The delivery notice is the paperwork that turns a short's intent into an actual delivery. The tested wrinkle is that not every notice can be passed along; it depends on whether the notice is transferable.
What a Delivery Notice Is
The notice is the formal trigger for delivery, and it flows in a set path from short to clearinghouse to long.
- Delivery notice (notice of intention to deliver): the short's written notice of intent to make delivery against an open short position, submitted to the clearinghouse, which then assigns it to a long.
- What it does: it converts a short's paper obligation into an actual delivery to a specific long. Until the notice is issued, nothing has to move.
Transferable vs Non-Transferable Notices
The two notice types split on one question: can the assigned long hand the delivery obligation off to someone else?

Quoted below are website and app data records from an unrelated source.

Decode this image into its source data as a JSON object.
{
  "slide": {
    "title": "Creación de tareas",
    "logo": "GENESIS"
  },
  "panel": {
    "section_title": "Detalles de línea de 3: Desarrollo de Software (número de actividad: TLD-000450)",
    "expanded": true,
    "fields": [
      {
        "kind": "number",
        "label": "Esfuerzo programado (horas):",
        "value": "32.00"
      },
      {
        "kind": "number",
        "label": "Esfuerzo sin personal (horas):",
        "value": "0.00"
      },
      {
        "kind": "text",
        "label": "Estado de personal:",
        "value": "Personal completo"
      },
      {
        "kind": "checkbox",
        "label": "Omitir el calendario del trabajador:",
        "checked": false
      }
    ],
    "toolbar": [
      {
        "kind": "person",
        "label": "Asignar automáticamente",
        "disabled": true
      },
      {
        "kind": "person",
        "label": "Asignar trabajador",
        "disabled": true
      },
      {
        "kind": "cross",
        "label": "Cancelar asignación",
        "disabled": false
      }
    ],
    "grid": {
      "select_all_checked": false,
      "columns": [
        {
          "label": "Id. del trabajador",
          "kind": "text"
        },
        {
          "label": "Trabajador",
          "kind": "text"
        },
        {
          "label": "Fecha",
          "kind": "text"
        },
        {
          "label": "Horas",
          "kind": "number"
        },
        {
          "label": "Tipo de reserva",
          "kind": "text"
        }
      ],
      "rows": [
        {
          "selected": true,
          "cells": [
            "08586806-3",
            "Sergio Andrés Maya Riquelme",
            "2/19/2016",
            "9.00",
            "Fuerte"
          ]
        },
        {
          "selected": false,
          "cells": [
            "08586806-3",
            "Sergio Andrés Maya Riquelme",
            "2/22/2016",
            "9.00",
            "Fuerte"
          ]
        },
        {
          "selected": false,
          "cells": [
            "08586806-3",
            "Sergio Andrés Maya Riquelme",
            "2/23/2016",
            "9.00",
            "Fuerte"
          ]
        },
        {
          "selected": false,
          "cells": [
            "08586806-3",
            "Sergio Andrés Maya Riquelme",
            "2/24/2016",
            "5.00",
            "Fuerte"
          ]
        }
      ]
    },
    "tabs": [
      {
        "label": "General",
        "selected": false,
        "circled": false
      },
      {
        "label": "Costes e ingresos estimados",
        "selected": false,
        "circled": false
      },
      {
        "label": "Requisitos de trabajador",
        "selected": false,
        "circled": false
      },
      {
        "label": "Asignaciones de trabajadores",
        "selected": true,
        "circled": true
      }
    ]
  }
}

| Notice type | What the assigned long can do | Result |
|---|---|---|
| Transferable notice | A long who does not want the physical can pass it along by selling (retendering) an offsetting futures contract, handing the notice to another long | The commodity ends up with whoever is left holding the notice; retendering must happen quickly, within a short, exchange-set window |
| Non-transferable notice | The long must accept the notice and take delivery of the commodity | No passing it on; delivery is locked to that long |
- Retendering: reselling an offsetting futures contract to hand a transferable notice down the line to another long. The obligation keeps moving until someone finally accepts delivery.
- The window is short: exchanges give a long only a brief, set period to retender a transferable notice, so the decision has to be made fast.
- Non-transferable means stuck: with a non-transferable notice, the first long assigned cannot pass it on and must take delivery.
Think of it this way: a transferable notice is a hot potato. A long who does not want the commodity can quickly toss it to the next long by retendering, and the potato keeps moving until it lands with someone willing to hold it. A non-transferable notice is a potato glued to your hand; whoever is assigned first has to keep it.
Exam Tip: Gotchas
- Only a transferable notice can be retendered. Do not assume every delivery notice can be passed on. A long handed a non-transferable notice is committed to taking delivery, with no option to hand it off.
- Retendering means selling an offsetting futures contract, not refusing the notice. The long passes the obligation along by trading, and only within the exchange's short retendering window.